Louis schaute sich in seinem Garten um.

Der kleine, grüne Fleck hinter dem Haus hatte ihm das Leben gemacht – ihm und Herta. Sie waren noch keine zwei Jahre verheiratet gewesen – Herta eben im siebten Monat schwanger –, als ein Arbeitskollege Louis auf das Häuschen in der Siedlung aufmerksam machte: «Es ist nichts Grossartiges. Aber du hast deine eigenen vier Wände. Und noch wichtiger: einen Garten dahinter – ein kleines Tummelfeld für deinen Buben. Hier kann er mal Fussball spielen …»

Es wurde ein Mädchen. Aber dennoch ihr Haus. Louis wuchtete ein Drittel des grünen Landes in einen Gemüsegarten um: «Lucie soll nur gesunde Kost essen!»

Als Lucie aus dem Haus zog, war alles plötzlich viel zu gross. Vor allem der Garten. Es war die Zeit der Mikrowelle und Tiefkühl-Pizzas. Wer wollte da noch lange Gemüse rüsten und waschen. Louis und Herta beschlossen, den Gemüse-Teil auf Blumen umzupolen: Wicken, Sonnenblumen, Rosen. Es war eine gute Ehe. Harmlos. Aber mit dem wunderbaren Zauber des gegenseitigen Verstehens – ohne lange reden zu müssen.

Abend für Abend sassen die beiden im Garten auf ihrer Holzbank. Sie waren stolz auf ihre Blumen – ja, alles wäre friedlich und in Ordnung gewesen, wenn Herta nicht plötzlich den Spleen mit dem Rhododendron gehabt hätte. Sie war ihm im Gartencenter begegnet – und 20 prächtige, scharlachrote Blüten hatten ihr zugenickt: «Nimm uns mit … nimm uns mit …»

Als sie den Busch aus dem Kleinwagen hievte, war Louis erstmals auf hundert: «… sag, dass das nicht wahr ist. EIN RHODODENDRON! Zu heiss angetrieben! Wir sind hier doch nicht in Südirland …» Sie reagierte etwas gereizt: «DARF ICH VIELLEICHT AUCH EINMAL MEIN EIGENES BLUMIGES FREUDELI HABEN?!»

Schweigen. Dann beharrlich: «Aber Rhododendren brauchen saure Böden …» Ok. Ihr Gartenboden war es nicht. Aber Louis. Herta musste den Busch selber einpflanzen. Nach einer Woche fielen die Blüten, wie die Köpfe in der Revolution.

«Bitte!», sagte Louis.

WENN SIE ETWAS HASSTE, DANN SEINE RECHTHABEREI!

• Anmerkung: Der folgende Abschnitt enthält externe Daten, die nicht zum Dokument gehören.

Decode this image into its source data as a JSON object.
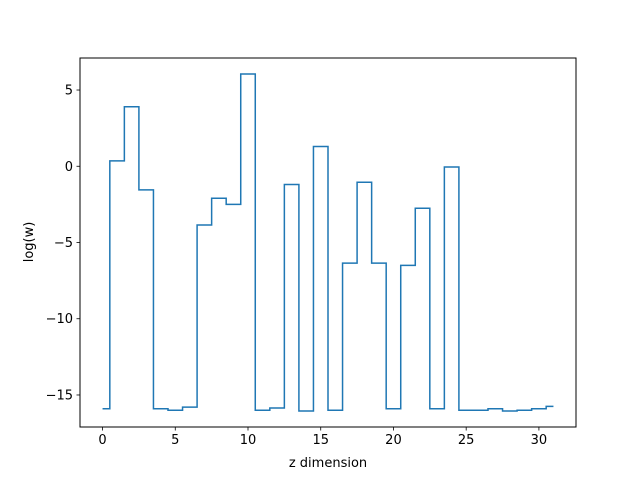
{
  "chart_data": {
    "type": "line",
    "drawstyle": "steps-mid",
    "title": "",
    "xlabel": "z dimension",
    "ylabel": "log(w)",
    "xlim": [
      -1.55,
      32.55
    ],
    "ylim": [
      -17.1,
      7.1
    ],
    "xticks": [
      0,
      5,
      10,
      15,
      20,
      25,
      30
    ],
    "yticks": [
      5,
      0,
      -5,
      -10,
      -15
    ],
    "ytick_labels": [
      "5",
      "0",
      "−5",
      "−10",
      "−15"
    ],
    "grid": false,
    "legend": "none",
    "series": [
      {
        "color": "#1f77b4",
        "x": [
          0,
          1,
          2,
          3,
          4,
          5,
          6,
          7,
          8,
          9,
          10,
          11,
          12,
          13,
          14,
          15,
          16,
          17,
          18,
          19,
          20,
          21,
          22,
          23,
          24,
          25,
          26,
          27,
          28,
          29,
          30,
          31
        ],
        "values": [
          -15.9,
          0.35,
          3.9,
          -1.55,
          -15.9,
          -16.0,
          -15.8,
          -3.85,
          -2.1,
          -2.5,
          6.05,
          -16.0,
          -15.85,
          -1.2,
          -16.05,
          1.3,
          -16.0,
          -6.35,
          -1.05,
          -6.35,
          -15.9,
          -6.5,
          -2.75,
          -15.9,
          -0.05,
          -16.0,
          -16.0,
          -15.9,
          -16.05,
          -16.0,
          -15.9,
          -15.75
        ]
      }
    ]
  }
}
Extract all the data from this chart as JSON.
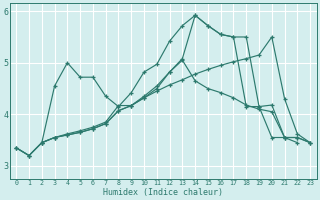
{
  "xlabel": "Humidex (Indice chaleur)",
  "bg_color": "#d4eeee",
  "line_color": "#2d7a6e",
  "grid_color": "#ffffff",
  "xlim": [
    -0.5,
    23.5
  ],
  "ylim": [
    2.75,
    6.15
  ],
  "yticks": [
    3,
    4,
    5,
    6
  ],
  "xticks": [
    0,
    1,
    2,
    3,
    4,
    5,
    6,
    7,
    8,
    9,
    10,
    11,
    12,
    13,
    14,
    15,
    16,
    17,
    18,
    19,
    20,
    21,
    22,
    23
  ],
  "line1_x": [
    0,
    1,
    2,
    3,
    4,
    5,
    6,
    7,
    8,
    9,
    10,
    11,
    12,
    13,
    14,
    15,
    16,
    17,
    18,
    19,
    20,
    21,
    22
  ],
  "line1_y": [
    3.35,
    3.2,
    3.45,
    4.55,
    5.0,
    4.72,
    4.72,
    4.35,
    4.15,
    4.42,
    4.82,
    4.97,
    5.42,
    5.72,
    5.92,
    5.72,
    5.55,
    5.5,
    5.5,
    4.15,
    3.55,
    3.55,
    3.45
  ],
  "line2_x": [
    0,
    1,
    2,
    3,
    4,
    5,
    6,
    7,
    8,
    9,
    10,
    11,
    12,
    13,
    14,
    15,
    16,
    17,
    18,
    19,
    20,
    21,
    22,
    23
  ],
  "line2_y": [
    3.35,
    3.2,
    3.45,
    3.55,
    3.6,
    3.65,
    3.72,
    3.82,
    4.07,
    4.17,
    4.32,
    4.45,
    4.57,
    4.67,
    4.78,
    4.87,
    4.95,
    5.02,
    5.08,
    5.15,
    5.5,
    4.3,
    3.62,
    3.45
  ],
  "line3_x": [
    0,
    1,
    2,
    3,
    4,
    5,
    6,
    7,
    8,
    9,
    10,
    11,
    12,
    13,
    14,
    15,
    16,
    17,
    18,
    19,
    20,
    21,
    22,
    23
  ],
  "line3_y": [
    3.35,
    3.2,
    3.45,
    3.55,
    3.6,
    3.65,
    3.72,
    3.82,
    4.07,
    4.17,
    4.32,
    4.5,
    4.82,
    5.05,
    4.65,
    4.5,
    4.42,
    4.32,
    4.18,
    4.1,
    4.05,
    3.55,
    3.55,
    3.45
  ],
  "line4_x": [
    2,
    3,
    4,
    5,
    6,
    7,
    8,
    9,
    10,
    11,
    12,
    13,
    14,
    15,
    16,
    17,
    18,
    19,
    20,
    21,
    22,
    23
  ],
  "line4_y": [
    3.45,
    3.55,
    3.62,
    3.68,
    3.75,
    3.85,
    4.17,
    4.17,
    4.35,
    4.55,
    4.82,
    5.08,
    5.92,
    5.72,
    5.55,
    5.5,
    4.15,
    4.15,
    4.18,
    3.55,
    3.55,
    3.45
  ]
}
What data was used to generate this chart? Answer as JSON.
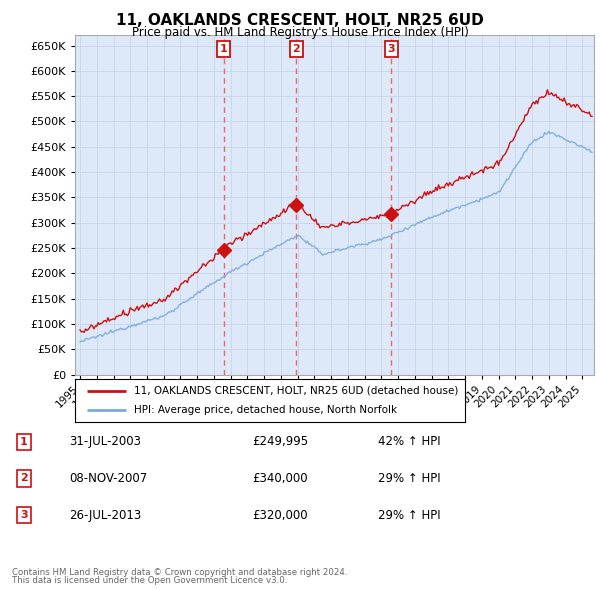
{
  "title": "11, OAKLANDS CRESCENT, HOLT, NR25 6UD",
  "subtitle": "Price paid vs. HM Land Registry's House Price Index (HPI)",
  "legend_line1": "11, OAKLANDS CRESCENT, HOLT, NR25 6UD (detached house)",
  "legend_line2": "HPI: Average price, detached house, North Norfolk",
  "footer1": "Contains HM Land Registry data © Crown copyright and database right 2024.",
  "footer2": "This data is licensed under the Open Government Licence v3.0.",
  "sales": [
    {
      "label": "1",
      "date": "31-JUL-2003",
      "price": 249995,
      "price_str": "£249,995",
      "pct": "42%",
      "direction": "↑",
      "x": 2003.583
    },
    {
      "label": "2",
      "date": "08-NOV-2007",
      "price": 340000,
      "price_str": "£340,000",
      "pct": "29%",
      "direction": "↑",
      "x": 2007.917
    },
    {
      "label": "3",
      "date": "26-JUL-2013",
      "price": 320000,
      "price_str": "£320,000",
      "pct": "29%",
      "direction": "↑",
      "x": 2013.583
    }
  ],
  "hpi_color": "#7aaadd",
  "price_color": "#cc1111",
  "vline_color": "#ee6666",
  "marker_bg": "#ffffff",
  "marker_border": "#cc1111",
  "ylim": [
    0,
    670000
  ],
  "ytick_step": 50000,
  "background_color": "#ffffff",
  "grid_color": "#c8d4e8",
  "chart_bg": "#dde8f8"
}
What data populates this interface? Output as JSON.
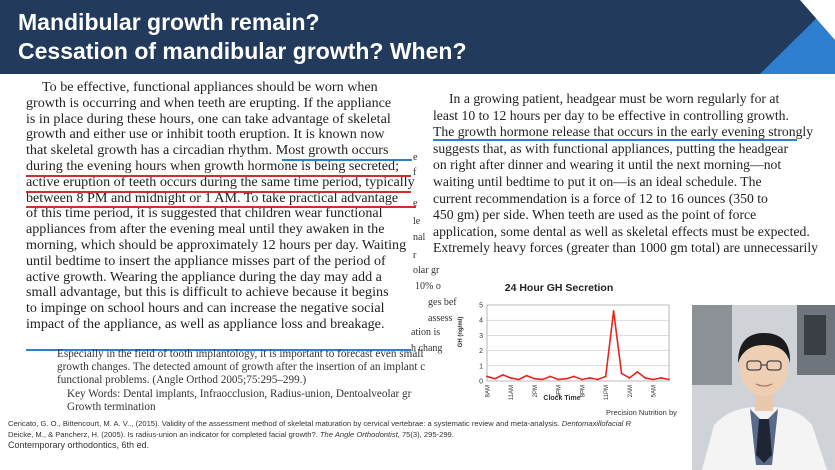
{
  "slide": {
    "title_line1": "Mandibular growth remain?",
    "title_line2": "Cessation of mandibular growth? When?",
    "colors": {
      "header": "#223a5c",
      "accent_blue": "#2f7fd0",
      "underline_red": "#d0302a",
      "underline_blue": "#2f7fd0"
    }
  },
  "left_text": {
    "lines": [
      "To be effective, functional appliances should be worn when",
      "growth is occurring and when teeth are erupting. If the appliance",
      "is in place during these hours, one can take advantage of skeletal",
      "growth and either use or inhibit tooth eruption. It is known now",
      "that skeletal growth has a circadian rhythm. Most growth occurs",
      "during the evening hours when growth hormone is being secreted;",
      "active eruption of teeth occurs during the same time period, typically",
      "between 8 PM and midnight or 1 AM. To take practical advantage",
      "of this time period, it is suggested that children wear functional",
      "appliances from after the evening meal until they awaken in the",
      "morning, which should be approximately 12 hours per day. Waiting",
      "until bedtime to insert the appliance misses part of the period of",
      "active growth. Wearing the appliance during the day may add a",
      "small advantage, but this is difficult to achieve because it begins",
      "to impinge on school hours and can increase the negative social",
      "impact of the appliance, as well as appliance loss and breakage."
    ]
  },
  "right_text": {
    "lines": [
      "In a growing patient, headgear must be worn regularly for at",
      "least 10 to 12 hours per day to be effective in controlling growth.",
      "The growth hormone release that occurs in the early evening strongly",
      "suggests that, as with functional appliances, putting the headgear",
      "on right after dinner and wearing it until the next morning—not",
      "waiting until bedtime to put it on—is an ideal schedule. The",
      "current recommendation is a force of 12 to 16 ounces (350 to",
      "450 gm) per side. When teeth are used as the point of force",
      "application, some dental as well as skeletal effects must be expected.",
      "Extremely heavy forces (greater than 1000 gm total) are unnecessarily"
    ]
  },
  "fragments": [
    "e",
    "f",
    "e",
    "le",
    "nal",
    "r",
    "olar gr",
    "10% o",
    "ges bef",
    "assess",
    "ation is",
    "h chang"
  ],
  "abstract": {
    "lines": [
      "Especially in the field of tooth implantology, it is important to forecast even small",
      "growth changes. The detected amount of growth after the insertion of an implant c",
      "functional problems. (Angle Orthod 2005;75:295–299.)"
    ],
    "keywords_line1": "Key Words: Dental implants, Infraocclusion, Radius-union, Dentoalveolar gr",
    "keywords_line2": "Growth termination"
  },
  "chart_data": {
    "type": "line",
    "title": "24 Hour GH Secretion",
    "xlabel": "Clock Time",
    "ylabel": "GH (ng/ml)",
    "ylim": [
      0,
      5
    ],
    "yticks": [
      "0",
      "1",
      "2",
      "3",
      "4",
      "5"
    ],
    "categories": [
      "8AM",
      "11AM",
      "2PM",
      "5PM",
      "8PM",
      "11PM",
      "2AM",
      "5AM"
    ],
    "x": [
      0,
      1,
      2,
      3,
      4,
      5,
      6,
      7,
      8,
      9,
      10,
      11,
      12,
      13,
      14,
      15,
      16,
      17,
      18,
      19,
      20,
      21,
      22,
      23
    ],
    "values": [
      0.3,
      0.15,
      0.4,
      0.2,
      0.1,
      0.35,
      0.15,
      0.1,
      0.3,
      0.1,
      0.15,
      0.3,
      0.1,
      0.2,
      0.1,
      0.3,
      4.6,
      0.5,
      0.2,
      0.6,
      0.2,
      0.1,
      0.2,
      0.1
    ],
    "line_color": "#e8231c",
    "grid": true
  },
  "credit": "Precision  Nutrition  by",
  "references": {
    "line1_plain": "Cericato, G. O., Bittencourt,  M. A. V.., (2015). Validity of the assessment method of skeletal maturation by cervical vertebrae: a systematic review and meta-analysis.  ",
    "line1_journal": "Dentomaxillofacial  R",
    "line2_plain": "Deicke, M., & Pancherz, H. (2005). Is radius-union  an indicator for completed facial growth?.  ",
    "line2_journal": "The Angle Orthodontist,",
    "line2_tail": "  75(3), 295-299.",
    "line3": "Contemporary orthodontics, 6th ed."
  }
}
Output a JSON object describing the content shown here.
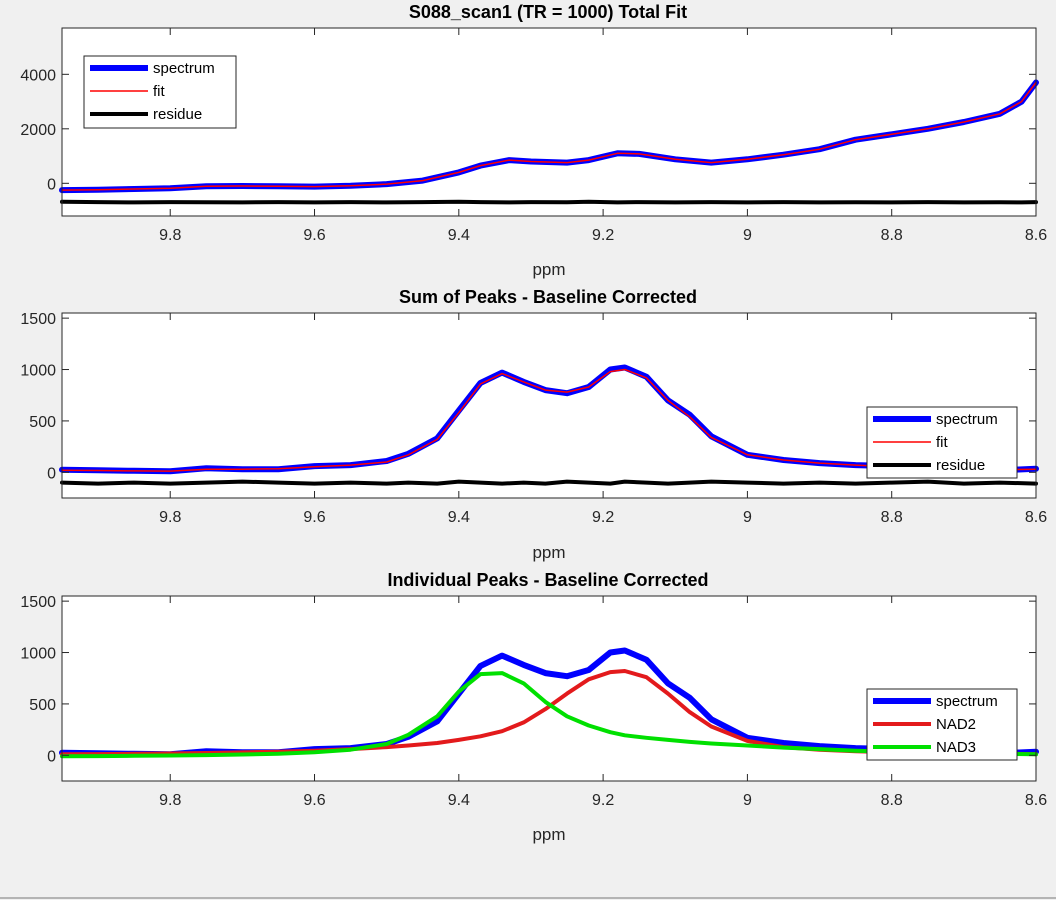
{
  "figure": {
    "background": "#f0f0f0"
  },
  "chart_data": [
    {
      "type": "line",
      "title": "S088_scan1 (TR = 1000) Total Fit",
      "xlabel": "ppm",
      "ylabel": "",
      "xlim": [
        9.95,
        8.6
      ],
      "x_reversed": true,
      "ylim": [
        -1200,
        5700
      ],
      "xticks": [
        9.8,
        9.6,
        9.4,
        9.2,
        9,
        8.8,
        8.6
      ],
      "xtick_labels": [
        "9.8",
        "9.6",
        "9.4",
        "9.2",
        "9",
        "8.8",
        "8.6"
      ],
      "yticks": [
        0,
        2000,
        4000
      ],
      "ytick_labels": [
        "0",
        "2000",
        "4000"
      ],
      "grid": false,
      "legend_position": "top-left",
      "x": [
        9.95,
        9.9,
        9.85,
        9.8,
        9.75,
        9.7,
        9.65,
        9.6,
        9.55,
        9.5,
        9.45,
        9.4,
        9.37,
        9.33,
        9.3,
        9.25,
        9.22,
        9.18,
        9.15,
        9.1,
        9.05,
        9.0,
        8.95,
        8.9,
        8.85,
        8.8,
        8.75,
        8.7,
        8.65,
        8.62,
        8.6
      ],
      "series": [
        {
          "name": "spectrum",
          "color": "#0000ff",
          "values": [
            -250,
            -240,
            -210,
            -180,
            -110,
            -100,
            -110,
            -120,
            -90,
            -30,
            100,
            400,
            650,
            850,
            800,
            760,
            850,
            1100,
            1080,
            880,
            760,
            880,
            1050,
            1250,
            1600,
            1800,
            2000,
            2250,
            2550,
            3000,
            3700
          ]
        },
        {
          "name": "fit",
          "color": "#ff0000",
          "values": [
            -250,
            -240,
            -210,
            -180,
            -110,
            -100,
            -110,
            -120,
            -90,
            -30,
            100,
            400,
            650,
            850,
            800,
            760,
            850,
            1100,
            1080,
            880,
            760,
            880,
            1050,
            1250,
            1600,
            1800,
            2000,
            2250,
            2550,
            3000,
            3700
          ]
        },
        {
          "name": "residue",
          "color": "#000000",
          "values": [
            -680,
            -690,
            -700,
            -690,
            -695,
            -700,
            -690,
            -700,
            -690,
            -700,
            -690,
            -680,
            -690,
            -700,
            -690,
            -695,
            -680,
            -700,
            -690,
            -700,
            -690,
            -700,
            -690,
            -700,
            -695,
            -700,
            -690,
            -700,
            -695,
            -700,
            -690
          ]
        }
      ]
    },
    {
      "type": "line",
      "title": "Sum of Peaks - Baseline Corrected",
      "xlabel": "ppm",
      "ylabel": "",
      "xlim": [
        9.95,
        8.6
      ],
      "x_reversed": true,
      "ylim": [
        -250,
        1550
      ],
      "xticks": [
        9.8,
        9.6,
        9.4,
        9.2,
        9,
        8.8,
        8.6
      ],
      "xtick_labels": [
        "9.8",
        "9.6",
        "9.4",
        "9.2",
        "9",
        "8.8",
        "8.6"
      ],
      "yticks": [
        0,
        500,
        1000,
        1500
      ],
      "ytick_labels": [
        "0",
        "500",
        "1000",
        "1500"
      ],
      "grid": false,
      "legend_position": "right",
      "x": [
        9.95,
        9.9,
        9.85,
        9.8,
        9.75,
        9.7,
        9.65,
        9.6,
        9.55,
        9.5,
        9.47,
        9.43,
        9.4,
        9.37,
        9.34,
        9.31,
        9.28,
        9.25,
        9.22,
        9.19,
        9.17,
        9.14,
        9.11,
        9.08,
        9.05,
        9.0,
        8.95,
        8.9,
        8.85,
        8.8,
        8.75,
        8.7,
        8.65,
        8.6
      ],
      "series": [
        {
          "name": "spectrum",
          "color": "#0000ff",
          "values": [
            25,
            20,
            15,
            10,
            40,
            30,
            30,
            60,
            70,
            110,
            180,
            330,
            600,
            870,
            970,
            880,
            800,
            770,
            830,
            1000,
            1020,
            930,
            700,
            560,
            350,
            170,
            120,
            90,
            70,
            60,
            40,
            50,
            20,
            35
          ]
        },
        {
          "name": "fit",
          "color": "#ff0000",
          "values": [
            20,
            18,
            14,
            12,
            30,
            30,
            35,
            55,
            70,
            100,
            170,
            320,
            580,
            860,
            960,
            880,
            800,
            780,
            830,
            980,
            1000,
            920,
            700,
            540,
            340,
            170,
            120,
            90,
            70,
            55,
            40,
            40,
            25,
            30
          ]
        },
        {
          "name": "residue",
          "color": "#000000",
          "values": [
            -100,
            -110,
            -100,
            -110,
            -100,
            -90,
            -100,
            -110,
            -100,
            -110,
            -100,
            -110,
            -90,
            -100,
            -110,
            -100,
            -110,
            -90,
            -100,
            -110,
            -90,
            -100,
            -110,
            -100,
            -90,
            -100,
            -110,
            -100,
            -110,
            -100,
            -90,
            -110,
            -100,
            -110
          ]
        }
      ]
    },
    {
      "type": "line",
      "title": "Individual Peaks - Baseline Corrected",
      "xlabel": "ppm",
      "ylabel": "",
      "xlim": [
        9.95,
        8.6
      ],
      "x_reversed": true,
      "ylim": [
        -250,
        1550
      ],
      "xticks": [
        9.8,
        9.6,
        9.4,
        9.2,
        9,
        8.8,
        8.6
      ],
      "xtick_labels": [
        "9.8",
        "9.6",
        "9.4",
        "9.2",
        "9",
        "8.8",
        "8.6"
      ],
      "yticks": [
        0,
        500,
        1000,
        1500
      ],
      "ytick_labels": [
        "0",
        "500",
        "1000",
        "1500"
      ],
      "grid": false,
      "legend_position": "right",
      "x": [
        9.95,
        9.9,
        9.85,
        9.8,
        9.75,
        9.7,
        9.65,
        9.6,
        9.55,
        9.5,
        9.47,
        9.43,
        9.4,
        9.37,
        9.34,
        9.31,
        9.28,
        9.25,
        9.22,
        9.19,
        9.17,
        9.14,
        9.11,
        9.08,
        9.05,
        9.0,
        8.95,
        8.9,
        8.85,
        8.8,
        8.75,
        8.7,
        8.65,
        8.6
      ],
      "series": [
        {
          "name": "spectrum",
          "color": "#0000ff",
          "values": [
            25,
            20,
            15,
            10,
            40,
            30,
            30,
            60,
            70,
            110,
            180,
            330,
            600,
            870,
            970,
            880,
            800,
            770,
            830,
            1000,
            1020,
            930,
            700,
            560,
            350,
            170,
            120,
            90,
            70,
            60,
            40,
            50,
            20,
            35
          ]
        },
        {
          "name": "NAD2",
          "color": "#e31a1c",
          "values": [
            10,
            12,
            15,
            18,
            22,
            28,
            35,
            45,
            60,
            80,
            95,
            120,
            150,
            185,
            235,
            320,
            450,
            600,
            740,
            810,
            820,
            760,
            600,
            420,
            280,
            140,
            80,
            55,
            40,
            30,
            25,
            20,
            15,
            12
          ]
        },
        {
          "name": "NAD3",
          "color": "#00e000",
          "values": [
            -10,
            -8,
            -5,
            -2,
            2,
            8,
            15,
            30,
            55,
            110,
            200,
            380,
            620,
            790,
            800,
            700,
            520,
            380,
            290,
            225,
            195,
            170,
            150,
            130,
            115,
            95,
            75,
            60,
            45,
            35,
            28,
            22,
            15,
            10
          ]
        }
      ]
    }
  ]
}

Im nächsten Jahr schaute sie immer wieder heimlich, ob sich irgendwo zwischen den grünen Blättern kleine Knospen bilden würden. «Gib’s schon auf!», höhnte Louis von der Küchenterrasse. Dann: «Ich hab’s ja gleich gesagt!» Jahrelang sassen sie nun im Garten – wie immer. Und doch nicht mehr so , wie es mal war.

Sie schauten zu den Blumen. Und übersahen bewusst den immer grünen Strauch, der nie blühen wollte. Nur einmal noch hatte Louis zu Herta auf der Bank gesagt: «Es war herausgeworfenes Geld!» Es kam keine Antwort mehr. Er hatte das letzte Wort gehabt. Seit neun Monaten sass er nun alleine da. Abend für Abend redete er mit Herta – über vieles, das noch hätte gesagt werden sollen. So auch jetzt: «Du kannst mich doch nicht einfach so zurücklassen … Das Einzige, das mir als Trost blieb, ist dein Rhododendronbusch.

DAS BIST DU – eigenwillig, schön, stolz, all das, was ich an dir so liebte …» Als Louis am Tag darauf das Vogelhaus ausbürstete, kam die Nachbarin, eine alte Tratsche, an den Zaun: «Hallo, hallo Herr Nachbar – so ein prächtiger Frühlingstag heute … und Ihr Rhododendron hat sich ein wahres Festkleid übergestreift!»

Louis kehrte sich abrupt zu Hertas Busch um. Zwischen all den Blättern zeigten sich hunderte von scharlachroten Blüten. Am andern Tag wusste die Nachbarin in der Bäckerei herumzuposaunen: «… und da hockt er auf dieser alten Holzbank, schaut in diesen vergammelten Rhododendron-Busch und heult wie ein altes Mädchen.

Soll einer noch die Männer kapieren!»